TechVarioSpin: Resistant to heat and chemicals

With the TechVarioSpin system, Kögel also offers stainless steel sheet goods carriers with stamped or laser-cut contours. The temperature resistance of the sheets exceeds 200 degrees Celsius, and the pins can withstand around 100 degrees Celsius in continuous operation. There are no restrictions regarding dimensions. The weight of the goods carrier is approximately 1.1 kilograms with dimensions of 425 x 276 millimeters. TechVarioSpin allows very high flexibility in terms of goods carrier size and hole pattern. Very tight tolerance ranges are possible – particularly advantageous in automation, such as robot loading. The hole spacing for plastic pins can be infinitely adjusted to the component geometry and required loading density. Additionally, there is almost no material abrasion of the goods carrier, as stainless steel is highly resistant to high temperatures and all cleaning media. Users benefit from the lotus effect of the electrolytically polished surfaces. The use of plastic pins allows for sorted disposal.

However, this system generally has a larger proportion of enclosed goods carrier surfaces compared to wire carriers or the TechTray system. Compartment formation using longitudinal and transverse dividers is not possible. The flat sheet surface can also lead to a pooling effect, which may result in residual moisture accumulation. To prevent scratches or impact marks, additional surface protection such as coatings, Teflon sleeves, edge protectors, rotary or plug-in pins are necessary. Coated solutions also complicate disposal and may lead to undercutting or detachment of coating particles.

The Kögel basic workpiece carrier: Optimal cleaning effect

The Kögel basic workpiece carrier is made of stainless steel wire. It has the same temperature resistance as the TechVarioSpin. Standard maximum dimensions are 634 x 437 millimeters (special sizes available upon request). The weight of the goods carrier is about 1.1 kilograms with dimensions of 426 x 274 millimeters. This system experiences almost no material abrasion. The round wire surface allows for optimal drainage and easy runoff of cleaning media. The material is resistant to high temperatures and cleaning agents.
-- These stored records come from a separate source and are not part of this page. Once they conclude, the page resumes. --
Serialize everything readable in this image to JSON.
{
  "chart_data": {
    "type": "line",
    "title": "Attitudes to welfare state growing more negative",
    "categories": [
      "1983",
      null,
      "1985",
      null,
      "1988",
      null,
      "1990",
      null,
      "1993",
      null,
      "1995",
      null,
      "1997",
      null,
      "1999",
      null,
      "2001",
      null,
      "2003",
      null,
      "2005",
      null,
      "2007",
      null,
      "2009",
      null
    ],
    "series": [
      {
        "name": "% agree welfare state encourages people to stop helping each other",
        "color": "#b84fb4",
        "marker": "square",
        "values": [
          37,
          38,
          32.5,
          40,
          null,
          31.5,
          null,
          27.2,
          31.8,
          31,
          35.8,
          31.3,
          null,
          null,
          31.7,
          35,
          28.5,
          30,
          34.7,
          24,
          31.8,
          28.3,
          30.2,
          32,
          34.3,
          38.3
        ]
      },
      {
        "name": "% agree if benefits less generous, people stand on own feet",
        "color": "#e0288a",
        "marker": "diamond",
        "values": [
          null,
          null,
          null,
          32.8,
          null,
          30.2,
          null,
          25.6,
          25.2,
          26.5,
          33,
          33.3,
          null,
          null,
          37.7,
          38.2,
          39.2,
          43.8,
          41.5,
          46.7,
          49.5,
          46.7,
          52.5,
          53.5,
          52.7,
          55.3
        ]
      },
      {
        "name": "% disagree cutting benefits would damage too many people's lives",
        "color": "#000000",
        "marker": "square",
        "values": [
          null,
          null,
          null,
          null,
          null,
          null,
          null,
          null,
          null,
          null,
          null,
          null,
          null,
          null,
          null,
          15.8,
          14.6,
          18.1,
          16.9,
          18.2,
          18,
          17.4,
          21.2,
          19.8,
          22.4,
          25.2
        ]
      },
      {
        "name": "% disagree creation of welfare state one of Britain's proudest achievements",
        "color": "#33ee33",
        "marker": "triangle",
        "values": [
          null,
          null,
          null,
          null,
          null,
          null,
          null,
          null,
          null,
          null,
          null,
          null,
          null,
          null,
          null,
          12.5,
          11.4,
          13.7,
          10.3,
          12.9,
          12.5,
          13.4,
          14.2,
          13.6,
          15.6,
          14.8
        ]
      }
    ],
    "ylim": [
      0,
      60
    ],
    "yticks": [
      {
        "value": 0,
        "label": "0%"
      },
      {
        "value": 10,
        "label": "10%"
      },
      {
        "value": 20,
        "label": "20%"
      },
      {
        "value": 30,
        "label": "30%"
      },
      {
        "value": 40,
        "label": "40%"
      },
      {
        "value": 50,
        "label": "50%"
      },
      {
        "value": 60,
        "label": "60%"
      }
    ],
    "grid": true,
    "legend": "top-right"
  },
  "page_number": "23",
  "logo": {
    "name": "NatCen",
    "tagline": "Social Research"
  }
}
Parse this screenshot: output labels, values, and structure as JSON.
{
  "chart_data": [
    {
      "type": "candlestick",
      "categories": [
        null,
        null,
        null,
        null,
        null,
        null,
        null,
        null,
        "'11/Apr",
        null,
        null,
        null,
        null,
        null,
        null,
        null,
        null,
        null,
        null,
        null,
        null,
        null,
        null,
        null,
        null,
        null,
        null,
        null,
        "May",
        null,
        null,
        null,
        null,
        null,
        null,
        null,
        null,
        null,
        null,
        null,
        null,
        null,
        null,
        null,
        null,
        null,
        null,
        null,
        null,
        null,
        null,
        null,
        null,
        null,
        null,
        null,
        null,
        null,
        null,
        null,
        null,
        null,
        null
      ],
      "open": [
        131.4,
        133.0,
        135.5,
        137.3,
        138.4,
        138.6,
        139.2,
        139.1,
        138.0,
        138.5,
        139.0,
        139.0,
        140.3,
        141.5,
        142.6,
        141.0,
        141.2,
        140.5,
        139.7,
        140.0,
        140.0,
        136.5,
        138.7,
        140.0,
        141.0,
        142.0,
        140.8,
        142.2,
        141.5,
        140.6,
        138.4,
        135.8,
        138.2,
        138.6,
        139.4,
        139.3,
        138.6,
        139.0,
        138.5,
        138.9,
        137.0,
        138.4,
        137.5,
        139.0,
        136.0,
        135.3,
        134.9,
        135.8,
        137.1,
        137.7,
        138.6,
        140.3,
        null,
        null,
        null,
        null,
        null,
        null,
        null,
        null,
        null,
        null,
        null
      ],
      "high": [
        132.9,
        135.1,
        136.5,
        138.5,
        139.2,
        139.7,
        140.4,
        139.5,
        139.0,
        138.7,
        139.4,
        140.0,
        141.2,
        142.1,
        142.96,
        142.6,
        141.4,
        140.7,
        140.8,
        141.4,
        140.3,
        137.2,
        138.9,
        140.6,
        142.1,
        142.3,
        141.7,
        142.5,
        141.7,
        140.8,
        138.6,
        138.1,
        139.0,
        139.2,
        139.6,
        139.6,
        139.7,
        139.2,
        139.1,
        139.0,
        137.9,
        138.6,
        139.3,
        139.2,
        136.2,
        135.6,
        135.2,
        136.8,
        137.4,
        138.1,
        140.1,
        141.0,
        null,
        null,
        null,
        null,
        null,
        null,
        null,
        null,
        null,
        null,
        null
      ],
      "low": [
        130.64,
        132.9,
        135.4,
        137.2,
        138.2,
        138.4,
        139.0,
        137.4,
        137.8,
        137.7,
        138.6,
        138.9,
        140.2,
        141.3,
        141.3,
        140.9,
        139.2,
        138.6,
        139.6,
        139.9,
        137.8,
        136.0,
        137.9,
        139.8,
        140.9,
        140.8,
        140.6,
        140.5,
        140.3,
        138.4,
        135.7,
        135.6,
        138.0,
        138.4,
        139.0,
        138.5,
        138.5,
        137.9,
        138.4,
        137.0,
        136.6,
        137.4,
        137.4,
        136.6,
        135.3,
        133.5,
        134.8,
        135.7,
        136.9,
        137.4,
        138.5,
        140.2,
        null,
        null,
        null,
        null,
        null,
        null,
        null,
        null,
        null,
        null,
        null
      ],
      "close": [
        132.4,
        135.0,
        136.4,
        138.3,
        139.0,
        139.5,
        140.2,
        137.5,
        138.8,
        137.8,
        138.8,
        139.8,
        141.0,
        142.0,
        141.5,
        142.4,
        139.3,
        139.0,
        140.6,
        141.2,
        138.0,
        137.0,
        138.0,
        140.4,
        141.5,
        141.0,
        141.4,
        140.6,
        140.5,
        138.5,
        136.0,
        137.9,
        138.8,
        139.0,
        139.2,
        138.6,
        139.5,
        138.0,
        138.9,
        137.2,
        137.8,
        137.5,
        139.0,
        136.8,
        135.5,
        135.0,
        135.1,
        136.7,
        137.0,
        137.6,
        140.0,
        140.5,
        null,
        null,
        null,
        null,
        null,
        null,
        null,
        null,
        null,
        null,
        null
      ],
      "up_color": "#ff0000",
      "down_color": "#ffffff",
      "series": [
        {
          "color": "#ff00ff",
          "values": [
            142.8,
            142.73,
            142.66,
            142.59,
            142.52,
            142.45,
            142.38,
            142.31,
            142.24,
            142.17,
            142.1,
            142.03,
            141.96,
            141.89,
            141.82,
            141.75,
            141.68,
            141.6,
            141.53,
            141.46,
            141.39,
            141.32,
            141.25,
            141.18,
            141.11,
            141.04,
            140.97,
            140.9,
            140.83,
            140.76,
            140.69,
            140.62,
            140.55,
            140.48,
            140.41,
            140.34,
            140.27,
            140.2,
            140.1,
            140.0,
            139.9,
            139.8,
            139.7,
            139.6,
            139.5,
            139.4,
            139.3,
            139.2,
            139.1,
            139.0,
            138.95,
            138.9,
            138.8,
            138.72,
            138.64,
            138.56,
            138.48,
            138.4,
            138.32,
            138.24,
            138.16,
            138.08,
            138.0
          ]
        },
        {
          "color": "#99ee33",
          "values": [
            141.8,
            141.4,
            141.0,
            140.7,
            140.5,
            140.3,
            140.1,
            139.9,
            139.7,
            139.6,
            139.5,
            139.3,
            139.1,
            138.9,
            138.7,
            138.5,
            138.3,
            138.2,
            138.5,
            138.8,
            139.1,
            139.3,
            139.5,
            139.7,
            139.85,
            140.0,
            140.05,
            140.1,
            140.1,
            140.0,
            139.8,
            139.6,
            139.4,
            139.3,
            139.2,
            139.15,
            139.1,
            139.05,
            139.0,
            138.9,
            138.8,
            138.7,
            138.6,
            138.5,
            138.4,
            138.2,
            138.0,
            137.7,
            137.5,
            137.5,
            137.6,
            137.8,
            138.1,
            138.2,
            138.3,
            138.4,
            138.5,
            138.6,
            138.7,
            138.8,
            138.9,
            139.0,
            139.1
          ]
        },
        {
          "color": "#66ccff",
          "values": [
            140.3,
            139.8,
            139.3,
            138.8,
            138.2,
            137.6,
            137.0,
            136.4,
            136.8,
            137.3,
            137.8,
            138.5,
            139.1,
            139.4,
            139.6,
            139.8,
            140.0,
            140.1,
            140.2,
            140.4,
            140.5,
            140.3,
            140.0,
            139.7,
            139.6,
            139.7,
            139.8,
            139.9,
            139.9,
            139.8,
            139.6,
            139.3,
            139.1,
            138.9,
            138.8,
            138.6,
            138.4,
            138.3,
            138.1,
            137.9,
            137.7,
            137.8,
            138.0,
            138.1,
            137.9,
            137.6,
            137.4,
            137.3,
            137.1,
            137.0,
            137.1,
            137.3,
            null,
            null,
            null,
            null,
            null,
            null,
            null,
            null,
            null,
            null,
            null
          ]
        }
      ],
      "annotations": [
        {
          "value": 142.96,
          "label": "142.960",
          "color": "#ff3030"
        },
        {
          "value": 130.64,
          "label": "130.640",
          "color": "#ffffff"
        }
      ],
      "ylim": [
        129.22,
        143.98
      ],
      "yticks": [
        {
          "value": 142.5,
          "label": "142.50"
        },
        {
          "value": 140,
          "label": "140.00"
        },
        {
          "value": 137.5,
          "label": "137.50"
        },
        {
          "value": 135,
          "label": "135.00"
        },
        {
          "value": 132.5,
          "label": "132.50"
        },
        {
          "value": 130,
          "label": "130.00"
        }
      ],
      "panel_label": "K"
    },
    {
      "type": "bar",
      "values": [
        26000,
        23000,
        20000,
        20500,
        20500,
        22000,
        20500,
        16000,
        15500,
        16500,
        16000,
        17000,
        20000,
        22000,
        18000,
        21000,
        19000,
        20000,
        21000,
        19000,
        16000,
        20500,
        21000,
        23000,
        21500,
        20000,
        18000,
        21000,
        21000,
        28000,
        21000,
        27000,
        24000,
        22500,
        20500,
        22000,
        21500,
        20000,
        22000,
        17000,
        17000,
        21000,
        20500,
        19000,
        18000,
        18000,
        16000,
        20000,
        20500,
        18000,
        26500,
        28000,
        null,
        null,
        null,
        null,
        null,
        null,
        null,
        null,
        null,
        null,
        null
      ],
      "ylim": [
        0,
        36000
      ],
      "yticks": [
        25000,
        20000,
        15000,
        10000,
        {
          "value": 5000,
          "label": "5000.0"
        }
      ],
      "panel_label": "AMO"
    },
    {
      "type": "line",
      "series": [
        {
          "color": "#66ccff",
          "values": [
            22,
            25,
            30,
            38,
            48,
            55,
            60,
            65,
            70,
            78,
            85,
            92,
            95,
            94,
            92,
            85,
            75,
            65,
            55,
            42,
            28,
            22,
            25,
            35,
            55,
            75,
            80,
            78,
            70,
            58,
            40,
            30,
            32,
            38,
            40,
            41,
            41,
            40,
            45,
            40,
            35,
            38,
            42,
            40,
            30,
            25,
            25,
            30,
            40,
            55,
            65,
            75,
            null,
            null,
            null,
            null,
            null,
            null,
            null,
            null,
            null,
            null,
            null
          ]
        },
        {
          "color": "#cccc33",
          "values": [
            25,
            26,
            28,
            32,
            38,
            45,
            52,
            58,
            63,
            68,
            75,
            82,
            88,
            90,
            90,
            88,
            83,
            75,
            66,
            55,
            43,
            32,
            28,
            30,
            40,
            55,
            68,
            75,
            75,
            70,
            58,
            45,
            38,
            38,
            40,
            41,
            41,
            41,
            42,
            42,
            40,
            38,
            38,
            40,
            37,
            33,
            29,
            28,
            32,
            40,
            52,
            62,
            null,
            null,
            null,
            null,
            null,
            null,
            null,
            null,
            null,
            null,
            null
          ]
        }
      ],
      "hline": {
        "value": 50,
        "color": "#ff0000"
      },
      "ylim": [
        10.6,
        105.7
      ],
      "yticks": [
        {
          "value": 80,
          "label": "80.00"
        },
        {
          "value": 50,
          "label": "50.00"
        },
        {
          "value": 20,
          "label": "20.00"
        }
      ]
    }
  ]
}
Forming compartments with snap-on plastic longitudinal and transverse dividers is easily possible. The electrolytically polished surfaces achieve a lotus effect, and the use of plastic pins allows for sorted disposal.

To prevent scratches or impact marks, an additional surface protection such as coatings, Teflon sleeves, edge protectors, rotary or plug-in pins is necessary for the Kögel basic workpiece carrier. Coated solutions lead to more difficult disposal and may cause undercutting or detachment of coating particles.

For the final selection of the suitable goods carrier, early involvement of the intended goods carrier manufacturer is recommended. Only in this way can all three systems be tested, and independent, cross-variant consulting and free testing along the entire manufacturing and logistics process chain can be carried out. Only through intensive testing, competent consulting, and close coordination between logistics, possibly automation technology, cleaning equipment manufacturers, chemical suppliers, and goods carrier producers can costly and error-prone implementation processes be avoided, the required purity results achieved, and the entire process chain optimized.